We are told that Device Authority has seen commercial contracts increasing in number and size. Well I guess that two contracts for a tenner would be an increase on one contract for a fiver! But we’ve not yet seen the all-important sales and contracts of a size which would merit an RNS. Perhaps they’ll come in the end, but we seem to have been waiting a long time for that.
The company gives us a paragraph on Use of Distributable Profits which indicates an intention to pay dividends, reinvest part of the cash and up to 10% to incentivise and reward management.
That’s all very well, but having finished the period with net current assets of just £32,220 (the accompanying statement points to current assets of £140,069 as opposed to net current assets), and cold hard cash in the bank of only £5,172 that is just laughable.
There is also the small matter that even in the wake of a hefty revaluation of Cryptosoft/Device Authority there remain retained losses of £4.4 million.
The company recently raised (before expenses) £525,000 in a placing at 8p, but with a net cash outflow in the first half of £273,284 even after raising £1.1 million in new equity the direction of travel is clearly still one of cash consumption, not cash-generation and paying dividends. It all feels like a bit of a ramparoonie.
Perhaps that explains the less than exuberant response of the market in marking the shares lower (by 3% last seen) on the numbers.
The company ended the period with 71.9 million shares in issue. The interims calculate basic earnings per share on a weighted average number of shares in issue of 69.4 million. I’m told that this is perfectly correct, but one might note that the calculation of fully diluted earnings per share uses a figure of 70.3 million shares. That seems rather low in the face of 3.25 million options noted in the FY15 accounts, although since they are exercisable at prices higher than the current share price one might understand why they might be ignored. But what about convertible loans? What about warrants?

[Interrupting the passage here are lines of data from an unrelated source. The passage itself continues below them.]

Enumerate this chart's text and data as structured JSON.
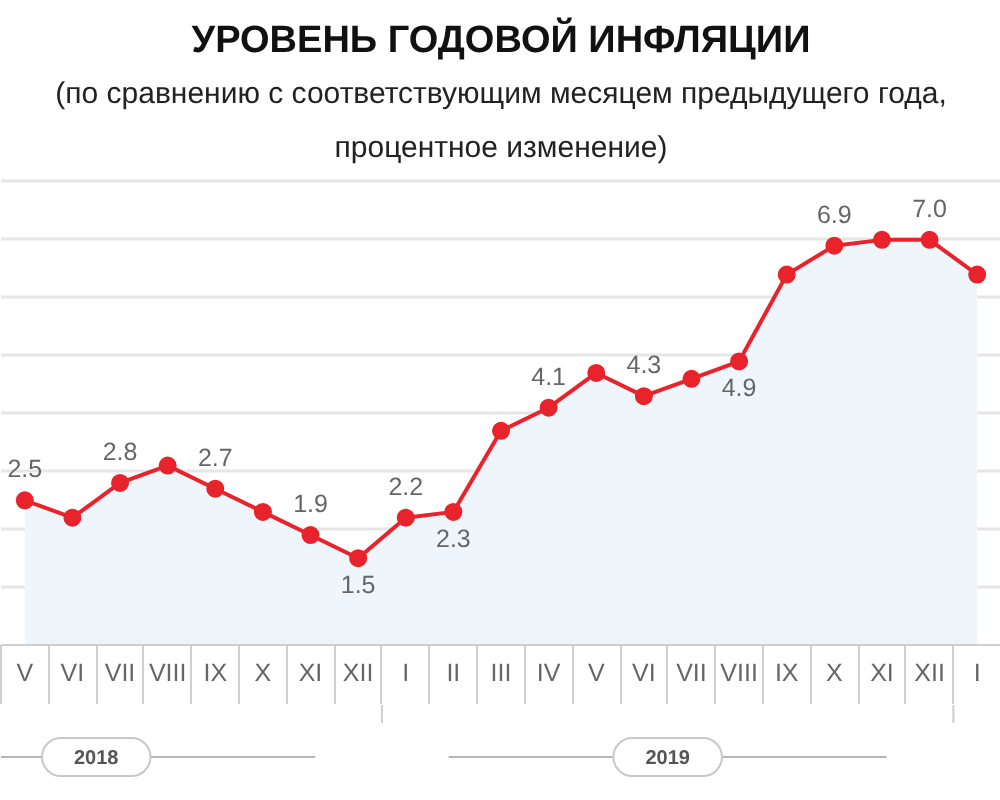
{
  "chart_data": {
    "type": "area",
    "title": "УРОВЕНЬ ГОДОВОЙ ИНФЛЯЦИИ",
    "subtitle": "(по сравнению с соответствующим месяцем предыдущего года, процентное изменение)",
    "categories": [
      "V",
      "VI",
      "VII",
      "VIII",
      "IX",
      "X",
      "XI",
      "XII",
      "I",
      "II",
      "III",
      "IV",
      "V",
      "VI",
      "VII",
      "VIII",
      "IX",
      "X",
      "XI",
      "XII",
      "I"
    ],
    "tick_labels": "x",
    "grid": "y",
    "marker": "circle",
    "series": [
      {
        "color": "#e8232b",
        "values": [
          2.5,
          2.2,
          2.8,
          3.1,
          2.7,
          2.3,
          1.9,
          1.5,
          2.2,
          2.3,
          3.7,
          4.1,
          4.7,
          4.3,
          4.6,
          4.9,
          6.4,
          6.9,
          7.0,
          7.0,
          6.4
        ],
        "value_labels": [
          "2.5",
          null,
          "2.8",
          null,
          "2.7",
          null,
          "1.9",
          "1.5",
          "2.2",
          "2.3",
          null,
          "4.1",
          null,
          "4.3",
          null,
          "4.9",
          null,
          "6.9",
          null,
          "7.0",
          null
        ]
      }
    ],
    "annotations": [
      "2018",
      "2019"
    ]
  }
}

In the FY15 accounts we see that there were 1.3 million warrants outstanding, exercisable at prices of between 2p-4p (see Note 16). None, so far, have been exercised since then.

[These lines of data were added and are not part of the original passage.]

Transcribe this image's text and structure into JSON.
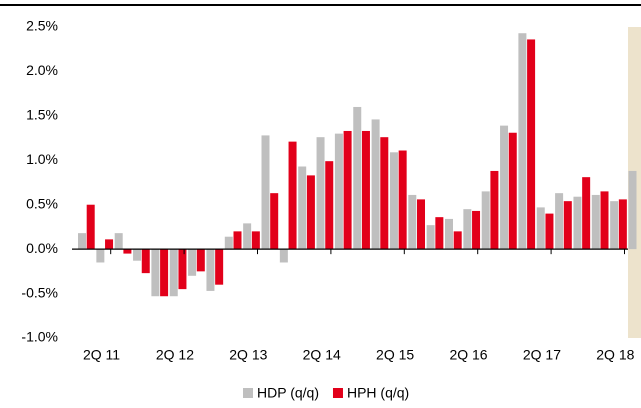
{
  "chart_data": {
    "type": "bar",
    "categories": [
      null,
      "2Q 11",
      null,
      null,
      null,
      "2Q 12",
      null,
      null,
      null,
      "2Q 13",
      null,
      null,
      null,
      "2Q 14",
      null,
      null,
      null,
      "2Q 15",
      null,
      null,
      null,
      "2Q 16",
      null,
      null,
      null,
      "2Q 17",
      null,
      null,
      null,
      "2Q 18",
      null
    ],
    "series": [
      {
        "name": "HDP (q/q)",
        "color": "#bfbfbf",
        "values": [
          0.18,
          -0.15,
          0.18,
          -0.13,
          -0.53,
          -0.53,
          -0.3,
          -0.47,
          0.14,
          0.29,
          1.28,
          -0.15,
          0.93,
          1.26,
          1.3,
          1.6,
          1.46,
          1.09,
          0.61,
          0.27,
          0.34,
          0.45,
          0.65,
          1.39,
          2.43,
          0.47,
          0.63,
          0.59,
          0.61,
          0.54,
          0.88
        ]
      },
      {
        "name": "HPH (q/q)",
        "color": "#e2001a",
        "values": [
          0.5,
          0.11,
          -0.05,
          -0.27,
          -0.53,
          -0.45,
          -0.25,
          -0.4,
          0.2,
          0.2,
          0.63,
          1.21,
          0.83,
          0.99,
          1.33,
          1.33,
          1.26,
          1.11,
          0.56,
          0.36,
          0.2,
          0.43,
          0.88,
          1.31,
          2.36,
          0.4,
          0.54,
          0.81,
          0.65,
          0.56,
          null
        ]
      }
    ],
    "ylim": [
      -1.0,
      2.5
    ],
    "yticks": [
      {
        "value": -1.0,
        "label": "-1.0%"
      },
      {
        "value": -0.5,
        "label": "-0.5%"
      },
      {
        "value": 0.0,
        "label": "0.0%"
      },
      {
        "value": 0.5,
        "label": "0.5%"
      },
      {
        "value": 1.0,
        "label": "1.0%"
      },
      {
        "value": 1.5,
        "label": "1.5%"
      },
      {
        "value": 2.0,
        "label": "2.0%"
      },
      {
        "value": 2.5,
        "label": "2.5%"
      }
    ],
    "grid": false,
    "legend": "bottom"
  }
}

Turning now to Note 15 to the FY15 accounts we see convertible loans of £15,000 convertible into 0.74 million shares, £41,500 convertible into 3.3 million shares, £55,500 convertible into 4.4 million shares and a £50,000 loan convertible into 4m shares was under dispute as the company had repaid the money.
The disputed loan convertible into 4 million shares (at just 1.25p) remains a bit of a mystery, although an RNS HERE appears to suggest that it is indeed valid.
Since 2015 year-end we have seen none of that debt converted (at prices of up to 2.016p) and so even ignoring the disputed £50,000 it seems to me that there are around 8.5 million shares queueing up to be issued. I’m sure that the fully diluted figure of 70.3 million shares is perfectly proper, but it seems to me to be a tad misleading, given that the company ended H1 2016 with 71.9 million shares in issue and debt convertible into a further 8.5 million shares (and perhaps another 4 million from the disputed £50,000 – an update on that would be welcome) and 1.3 million warrants which all suggests to me a potential total of around 85.7 million shares at period end (or 89.7 million if we count the disputed £50,000 loan).
And that is before adding in those 3.25 million out-of-the-money options, another 250,000 options granted during the period (also out of the money) and the placing the other day of a further 6.6 million shares. I make that potentially around 96 million bits of confetti.
As ever, one might want to tread carefully with Tern’s numbers.